Chi fa il reporter, dedicando a questa professione e al significato che ha tutta la propria esistenza, non censura: vuole che si mostri tutto. Per fare vedere e capire, a chi si trova lontano e ha altre cose da fare, un'altra vita alla quale badare, la vita (e la morte) degli altri. È questo il senso del giornalismo: del giornalismo vissuto sul terreno, non di quello che ha le chiappe inchiodate a una sedia.

Se, dalle testate locali, lasciamo che si dica che la realtà non va raccontata tutta, che il racconto della realtà ha dei limiti, accettiamo che l'informazione diventi uno strapotere libero di decidere su che cosa dire e che cosa tacere, su come raccontare il mondo oppure non raccontarlo. Oggi non lo si racconta più.

Mi auguro, nel modo più forte, che in Ticino si formi una generazione di reporter da terreno, di giovani che hanno voglia di sacrificare la propria vita per questo mestiere (molti mi scrivono, manifestando questo desiderio, ma io sono un solitario, uno che va in giro da solo, fatico a prendermi cura di loro, ci sarebbe, magari, qualcuno in grado di dare, a queste aspirazioni e a questi talenti, lo sbocco che meritano, il lavoro che meritano, ci sarebbe qualcuno di interessato?) Auguro a tutti di restare vivi, ma a tutti dico che c'è un prezzo. Il prezzo che paghiamo, sul terreno, con la nostra vita, con ciò che alla nostra vita succede, con i malanni che ci prendiamo, con la vita consumata che ci portiamo dietro è la dichiarazione di onestà che pronunciamo di fronte ai vivi e di fronte ai morti che fotografiamo e filmiamo e consegnamo a un taccuino. Anche di fronte ai rifugiati in cammino e a chi, invece, non ce l'ha fatta.
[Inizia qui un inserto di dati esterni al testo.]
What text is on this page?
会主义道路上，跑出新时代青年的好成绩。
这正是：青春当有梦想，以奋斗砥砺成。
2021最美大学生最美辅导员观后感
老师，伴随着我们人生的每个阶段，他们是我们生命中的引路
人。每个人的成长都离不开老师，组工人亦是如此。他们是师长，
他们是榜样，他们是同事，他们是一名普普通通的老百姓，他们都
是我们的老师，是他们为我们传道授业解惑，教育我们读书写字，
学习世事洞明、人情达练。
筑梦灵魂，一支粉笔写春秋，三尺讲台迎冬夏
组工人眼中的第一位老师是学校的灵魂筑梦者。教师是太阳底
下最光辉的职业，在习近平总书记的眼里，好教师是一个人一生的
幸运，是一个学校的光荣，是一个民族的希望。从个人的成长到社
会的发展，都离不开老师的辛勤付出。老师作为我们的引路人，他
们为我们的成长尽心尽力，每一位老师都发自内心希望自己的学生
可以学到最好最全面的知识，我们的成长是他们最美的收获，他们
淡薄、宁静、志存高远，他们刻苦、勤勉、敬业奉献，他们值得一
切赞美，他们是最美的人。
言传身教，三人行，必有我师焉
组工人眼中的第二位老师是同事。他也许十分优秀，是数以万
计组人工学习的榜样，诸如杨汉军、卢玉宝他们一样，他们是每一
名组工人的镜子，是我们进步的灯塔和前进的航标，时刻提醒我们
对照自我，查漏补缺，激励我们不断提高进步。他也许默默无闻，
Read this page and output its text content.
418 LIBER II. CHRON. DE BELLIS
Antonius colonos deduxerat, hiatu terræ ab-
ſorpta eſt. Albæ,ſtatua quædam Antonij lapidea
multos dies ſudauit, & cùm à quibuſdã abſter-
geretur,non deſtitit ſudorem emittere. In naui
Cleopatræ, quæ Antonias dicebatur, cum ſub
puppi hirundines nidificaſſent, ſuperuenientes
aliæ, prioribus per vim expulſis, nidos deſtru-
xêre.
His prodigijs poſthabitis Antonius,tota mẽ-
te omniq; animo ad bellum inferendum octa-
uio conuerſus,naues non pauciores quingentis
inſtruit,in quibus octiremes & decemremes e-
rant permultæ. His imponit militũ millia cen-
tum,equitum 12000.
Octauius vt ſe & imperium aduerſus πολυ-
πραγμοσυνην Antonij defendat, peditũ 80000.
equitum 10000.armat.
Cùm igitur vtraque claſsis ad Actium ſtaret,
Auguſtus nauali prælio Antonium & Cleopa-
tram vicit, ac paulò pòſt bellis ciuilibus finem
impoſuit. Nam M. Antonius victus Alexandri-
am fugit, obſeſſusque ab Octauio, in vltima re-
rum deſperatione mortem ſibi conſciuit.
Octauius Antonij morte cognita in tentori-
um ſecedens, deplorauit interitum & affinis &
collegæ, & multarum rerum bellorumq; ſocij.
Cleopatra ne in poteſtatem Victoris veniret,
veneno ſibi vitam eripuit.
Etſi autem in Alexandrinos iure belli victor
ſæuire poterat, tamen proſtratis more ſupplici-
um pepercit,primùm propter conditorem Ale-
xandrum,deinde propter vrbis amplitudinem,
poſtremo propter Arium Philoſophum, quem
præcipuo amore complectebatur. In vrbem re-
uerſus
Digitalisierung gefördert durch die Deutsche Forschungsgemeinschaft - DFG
Nel mio viaggio dalla Grecia alla Svezia ho incontrato migliaia di persone e ho parlato con decine e decine di loro. Molte mi hanno chiesto perché le fotografassi e che cosa la mia immagine avrebbe cambiato nella loro esistenza. Ogni volta ho spento la videocamera o la macchina fotografica e mi sono messo a spiegare loro il senso del mio mestiere. E' a loro che dobbiamo una spiegazione. Non hai lettori o agli spettatori per avere scelto di pubblicare una fotografia che mostra la realtà. Che mostra che cosa succede agli esseri umani in fuga dalla guerra in questo medesimo istante. I lettori, il pubblico capiscono: commentano, partecipano, si esprimono. Non producono editoriali: frasi semplici, soltanto queste. Alle redazioni piacciono poco, le frasi semplici. Eppure bastano: testimoniano ai vivi in cammino e ai morti la consapevolezza e il senso della dignità che non hanno mai smarrito.
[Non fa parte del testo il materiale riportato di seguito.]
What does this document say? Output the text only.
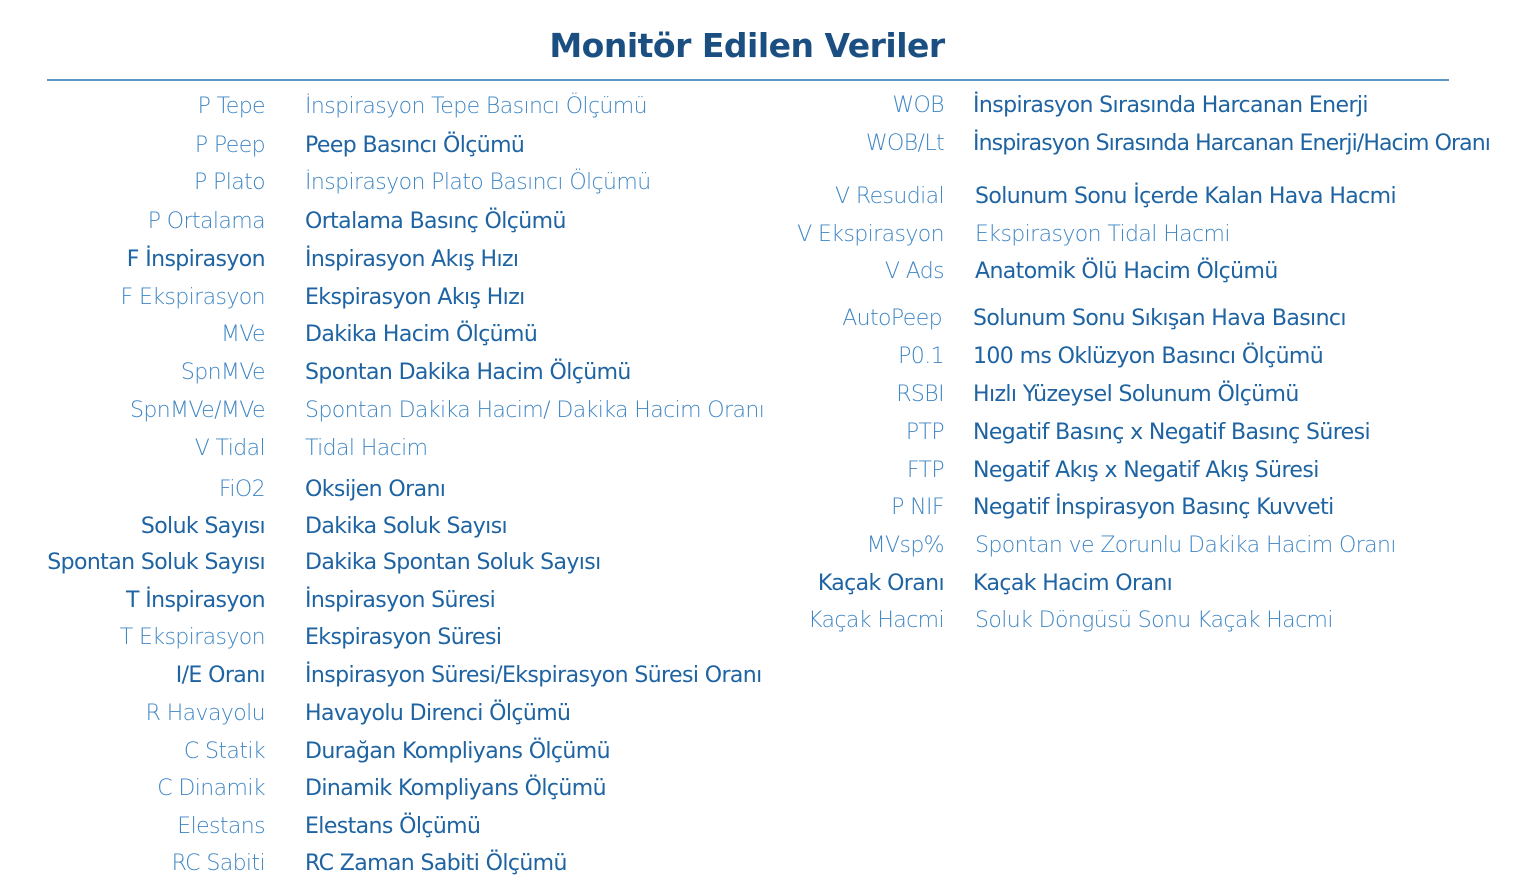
Monitör Edilen Veriler
P Tepe İnspirasyon Tepe Basıncı Ölçümü
P Peep Peep Basıncı Ölçümü
P Plato İnspirasyon Plato Basıncı Ölçümü
P Ortalama Ortalama Basınç Ölçümü
F İnspirasyon İnspirasyon Akış Hızı
F Ekspirasyon Ekspirasyon Akış Hızı
MVe Dakika Hacim Ölçümü
SpnMVe Spontan Dakika Hacim Ölçümü
SpnMVe/MVe Spontan Dakika Hacim/ Dakika Hacim Oranı
V Tidal Tidal Hacim
FiO2 Oksijen Oranı
Soluk Sayısı Dakika Soluk Sayısı
Spontan Soluk Sayısı Dakika Spontan Soluk Sayısı
T İnspirasyon İnspirasyon Süresi
T Ekspirasyon Ekspirasyon Süresi
I/E Oranı İnspirasyon Süresi/Ekspirasyon Süresi Oranı
R Havayolu Havayolu Direnci Ölçümü
C Statik Durağan Kompliyans Ölçümü
C Dinamik Dinamik Kompliyans Ölçümü
Elestans Elestans Ölçümü
RC Sabiti RC Zaman Sabiti Ölçümü
WOB İnspirasyon Sırasında Harcanan Enerji
WOB/Lt İnspirasyon Sırasında Harcanan Enerji/Hacim Oranı
V Resudial Solunum Sonu İçerde Kalan Hava Hacmi
V Ekspirasyon Ekspirasyon Tidal Hacmi
V Ads Anatomik Ölü Hacim Ölçümü
AutoPeep Solunum Sonu Sıkışan Hava Basıncı
P0.1 100 ms Oklüzyon Basıncı Ölçümü
RSBI Hızlı Yüzeysel Solunum Ölçümü
PTP Negatif Basınç x Negatif Basınç Süresi
FTP Negatif Akış x Negatif Akış Süresi
P NIF Negatif İnspirasyon Basınç Kuvveti
MVsp% Spontan ve Zorunlu Dakika Hacim Oranı
Kaçak Oranı Kaçak Hacim Oranı
Kaçak Hacmi Soluk Döngüsü Sonu Kaçak Hacmi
Questo e non un altro è il lavoro del reporter. Il resto sono chiappe incollate a una sedia.

Qui di seguito, uno scatto che ritrae Fatma, una bambina irachena di 7 anni nata con una grave malformazione del cervello a causa delle bombe alleate sganciate sulla sua città dall'inizio della “guerra di democratizzazione” nel 2003 (spiegazione fornita dalla famiglia). Ne ho già parlato, sul Blog e in alcuni articoli. Il giornalista e una sua collega, subito dopo questo scatto, si sono adoperati affinché Fatma e la sua famiglia potessero salire su un treno, a Gevgelija, in Macedonia, in modo umano. È successo, in modo più o meno umano, grazie anche all'aiuto di un interprete dell'ONU (UNHCR). Fatma non ha preso d'assalto un treno. E nessun altro, in verità. Volevano, tutti quanti, soltanto salirci. Erano in migliaia e il treno aveva due vagoni.